A Coordination Service team in Anderson's Psychotechnic History:

"Homo sapiens is a wolfish creature; two of him can end with ripping each other apart, on an indefinitely long voyage in as cramped a shell as this. But even when our agents have gentler instincts, we try to make up teams out of diverse breeds. The members must be compatible in their physical requirements but, preferably, different enough in psychologies and abilities that they form a whole which is more than its parts."
-"The Pirate," p. 144.

Van Rijn instructs Falkayn. A narrator a generation later refers to Trevelyan Micah and Smokesmith. Falkayn's companions resemble a squirrel and a dinosaur whereas Smokesmith resembles nothing on Earth which, parallel evolution notwithstanding, I think is far more probable. We inherit a head with two eyes above a nose above a mouth and an ear at each side from some early Terrestrial ancestor.

2 comments:

S.M. Stirling said...

In fact, humans are -literally- wolfish; that is, wolves are probably the species whose instinctual behaviors most closely parallel that of human beings.

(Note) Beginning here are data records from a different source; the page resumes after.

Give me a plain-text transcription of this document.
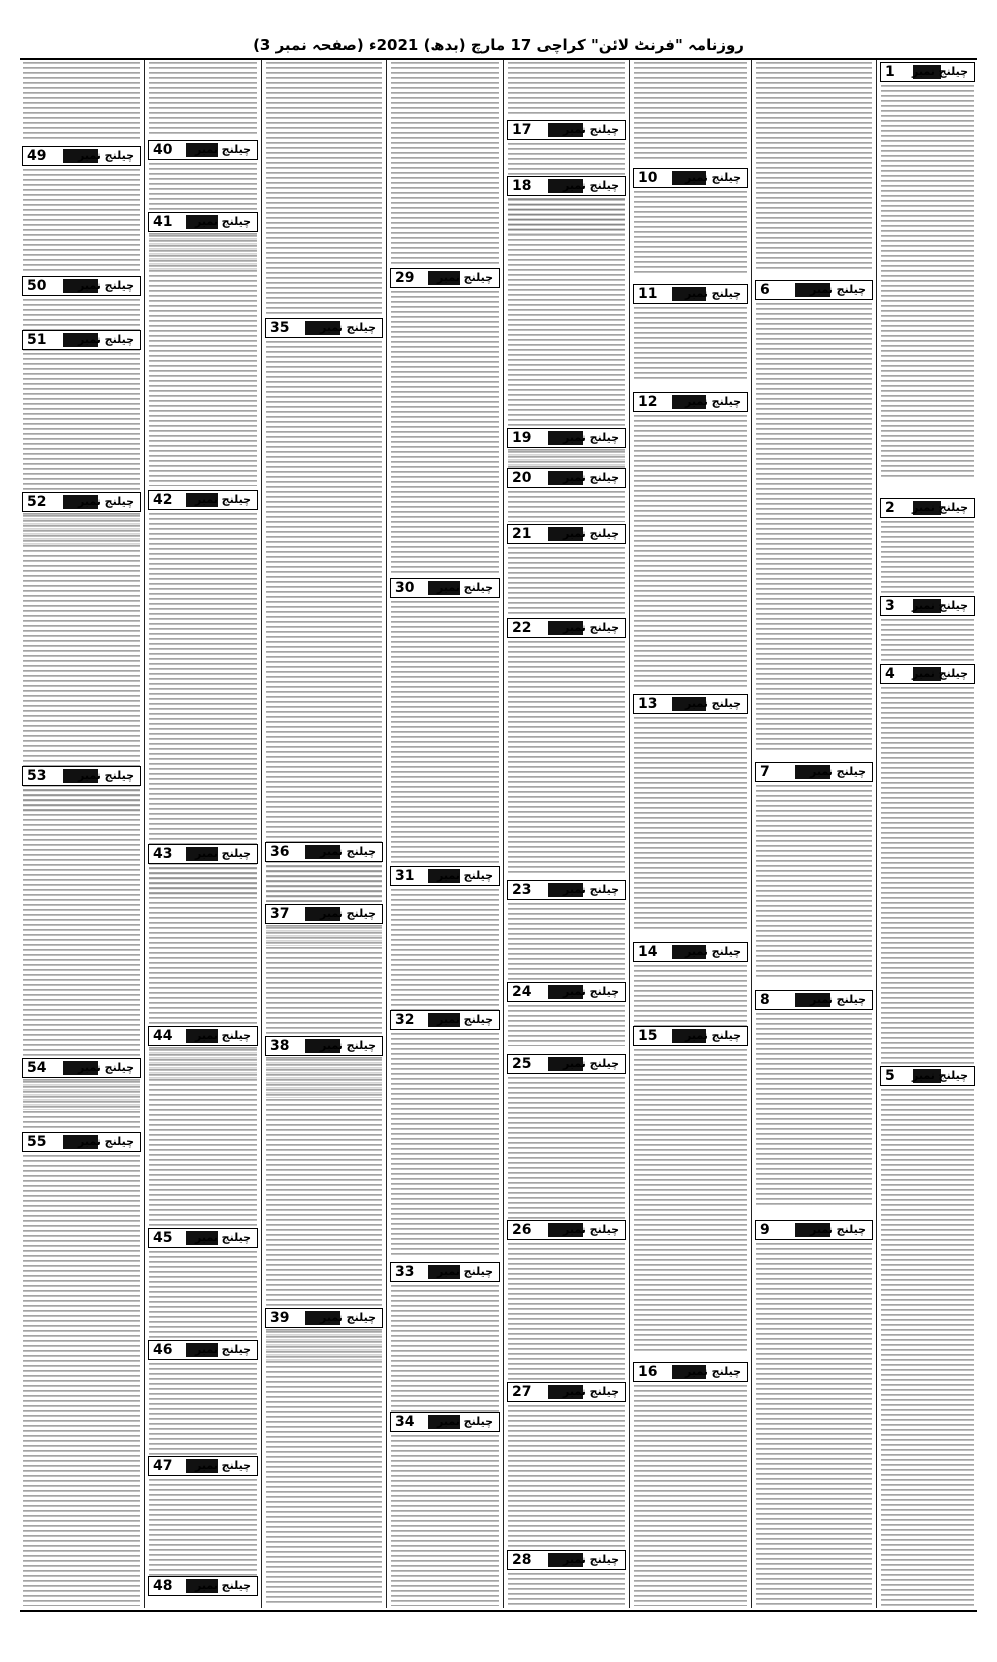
روزنامہ "فرنٹ لائن" کراچی 17 مارچ (بدھ) 2021ء (صفحہ نمبر 3)
1 چیلنج نمبر
2 چیلنج نمبر
3 چیلنج نمبر
4 چیلنج نمبر
5 چیلنج نمبر
6	چیلنج نمبر
7	چیلنج نمبر
8	چیلنج نمبر
9	چیلنج نمبر
10	چیلنج نمبر
11	چیلنج نمبر
12	چیلنج نمبر
13	چیلنج نمبر
14	چیلنج نمبر
15	چیلنج نمبر
16	چیلنج نمبر
17	چیلنج نمبر
18	چیلنج نمبر
19	چیلنج نمبر
20	چیلنج نمبر
21	چیلنج نمبر
22	چیلنج نمبر
23	چیلنج نمبر
24	چیلنج نمبر
25	چیلنج نمبر
26	چیلنج نمبر
27	چیلنج نمبر
28	چیلنج نمبر
29 چیلنج نمبر
30 چیلنج نمبر
31 چیلنج نمبر
32 چیلنج نمبر
33 چیلنج نمبر
34 چیلنج نمبر
35	چیلنج نمبر
36	چیلنج نمبر
37	چیلنج نمبر
38	چیلنج نمبر
39	چیلنج نمبر
40 چیلنج نمبر
41 چیلنج نمبر
42 چیلنج نمبر
43 چیلنج نمبر
44 چیلنج نمبر
45 چیلنج نمبر
46 چیلنج نمبر
47 چیلنج نمبر
48 چیلنج نمبر
49	چیلنج نمبر
50	چیلنج نمبر
51	چیلنج نمبر
52	چیلنج نمبر
53	چیلنج نمبر
54	چیلنج نمبر
55	چیلنج نمبر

Which is why wolves were the first nonhuman species to 'move in' with us. We're compatible -- particularly in a pre-agricultural setting; we fill the same ecological niche.

This is demonstrable from physical evidence; stable bone isotope ratio analysis of Paleolithic human beings indicates a diet almost identical to that of wolves in the same area. About half from large grazing animals, the rest from small mammals, birds and occasionally fish.

Neanderthals, btw, have the same ecological footprint as lions or sabertooths.

Sean M. Brooks said...

Kaor, Paul!

I still believe parallel evolution may well happen with some intelligent races on other planets, under the right conditions. Because I think a roughly humanoid form (one head, four limbs) will make evolutionary sense for some species.